Today involved digging into details about different classification schemes and controlled vocabularies and I realized I have enough to start a list! I’m interested to see how this list grows and what meta-characteristics they have in common. So far I’m tracking if the classification scheme or controlled vocabulary is available online, if it is in Linked Data format, and where I am finding it (online resource, in a book, in print some other way, etc).
My readings today were about American Indian classification and subject heading issues in Dewey Decimal Classification, Library of Congress Classification, and Library of Congress Subject Headings as well as more information about Dorothy B. Porter and her work to organize, increase, and provide access to the African and African American collections that became the Moorland-Spingarn Research Center at Howard University. Practices for classifying American Indian resources have placed much of this content in the historic past under sections of the catalog about the history of North America (in both DDC and LCC) as if American Indians don’t even exist anymore. And Porter recalled a time when many libraries grouped anything by an African American author under a DDC heading for colonization (and migration). There are clunky ways to somewhat work within these classification systems but only to a point and only for some material. Limitations of DDC to expand and the slow pace of change in LC just seems to allow these problems to languish. So new classification schemes and controlled vocabularies have been developed and I’m learning how they have been used and how they can be applied to aid in the research process. This is where my thoughts turn to Linked Data possibilities but they aren’t well-formed thoughts yet.
And just to make sure I have some warning lights going off in my head regarding Linked Data, I also read about issues of bias in Knowledge Graphs related to the Semantic Web:
- data bias (Linked Data from sources being mostly about Europe, Japan, Australia, and the US)
- schema bias (depending on the ontology you can get very different results for a concept like the article’s example, theater)

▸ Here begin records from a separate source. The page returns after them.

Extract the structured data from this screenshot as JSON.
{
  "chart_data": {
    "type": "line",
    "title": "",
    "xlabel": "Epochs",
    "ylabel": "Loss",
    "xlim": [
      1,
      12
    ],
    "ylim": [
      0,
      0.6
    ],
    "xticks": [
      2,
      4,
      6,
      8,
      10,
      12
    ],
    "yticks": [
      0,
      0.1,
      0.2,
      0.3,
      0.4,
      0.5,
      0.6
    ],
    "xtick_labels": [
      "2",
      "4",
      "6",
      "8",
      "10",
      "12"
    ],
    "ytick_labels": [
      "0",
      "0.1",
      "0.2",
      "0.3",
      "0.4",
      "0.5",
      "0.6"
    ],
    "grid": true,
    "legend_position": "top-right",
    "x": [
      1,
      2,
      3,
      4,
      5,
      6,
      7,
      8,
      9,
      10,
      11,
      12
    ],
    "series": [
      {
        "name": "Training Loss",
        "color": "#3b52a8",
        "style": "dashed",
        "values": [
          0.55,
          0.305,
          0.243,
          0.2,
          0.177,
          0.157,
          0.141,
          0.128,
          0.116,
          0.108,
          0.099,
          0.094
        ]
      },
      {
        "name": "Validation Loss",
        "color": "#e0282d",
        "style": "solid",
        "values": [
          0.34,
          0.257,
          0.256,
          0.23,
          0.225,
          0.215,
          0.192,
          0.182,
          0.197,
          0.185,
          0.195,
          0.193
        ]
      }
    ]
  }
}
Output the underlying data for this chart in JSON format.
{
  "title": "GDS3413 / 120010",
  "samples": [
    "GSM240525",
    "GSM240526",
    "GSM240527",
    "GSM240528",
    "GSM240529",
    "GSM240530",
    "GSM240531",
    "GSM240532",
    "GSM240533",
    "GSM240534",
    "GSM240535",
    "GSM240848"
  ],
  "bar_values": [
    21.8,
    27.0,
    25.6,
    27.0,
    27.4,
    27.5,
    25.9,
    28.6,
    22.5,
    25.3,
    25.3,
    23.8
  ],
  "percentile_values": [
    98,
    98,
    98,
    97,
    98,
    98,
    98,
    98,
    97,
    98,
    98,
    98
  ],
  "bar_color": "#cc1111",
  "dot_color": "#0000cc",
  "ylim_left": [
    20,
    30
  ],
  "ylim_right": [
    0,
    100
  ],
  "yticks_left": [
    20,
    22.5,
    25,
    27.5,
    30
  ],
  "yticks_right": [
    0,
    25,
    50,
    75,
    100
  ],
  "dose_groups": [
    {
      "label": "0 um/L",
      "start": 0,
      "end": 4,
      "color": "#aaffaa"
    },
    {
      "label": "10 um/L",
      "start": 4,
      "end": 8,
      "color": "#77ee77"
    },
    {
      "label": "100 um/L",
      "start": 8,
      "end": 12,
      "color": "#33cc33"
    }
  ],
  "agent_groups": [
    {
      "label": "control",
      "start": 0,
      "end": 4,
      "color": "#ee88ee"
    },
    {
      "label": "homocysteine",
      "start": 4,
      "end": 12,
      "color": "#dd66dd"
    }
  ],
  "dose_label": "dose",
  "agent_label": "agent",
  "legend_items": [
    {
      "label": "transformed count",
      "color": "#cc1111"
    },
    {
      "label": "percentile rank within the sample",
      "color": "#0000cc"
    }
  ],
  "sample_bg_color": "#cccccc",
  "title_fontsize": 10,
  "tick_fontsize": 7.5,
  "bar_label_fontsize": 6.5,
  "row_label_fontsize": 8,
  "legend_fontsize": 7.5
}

- inferential bias (taking data from a source like DBPedia and running inference results in high confidence assumptions from the graph that say things like: “if X is a US president, X is male”).
That graph could use some more learning.
This brings up something that is coming across in other readings. Bias on its own isn’t necessarily a problem. Everyone has implicit biases. It’s when that implicit bias becomes systemic and reflects out as the appropriate or authorized way to organize and interpret classifications and subject matter – bias without recognition or documentation, without transparency, is a problem. Or in the case of this knowledge graph example, results without context show bias.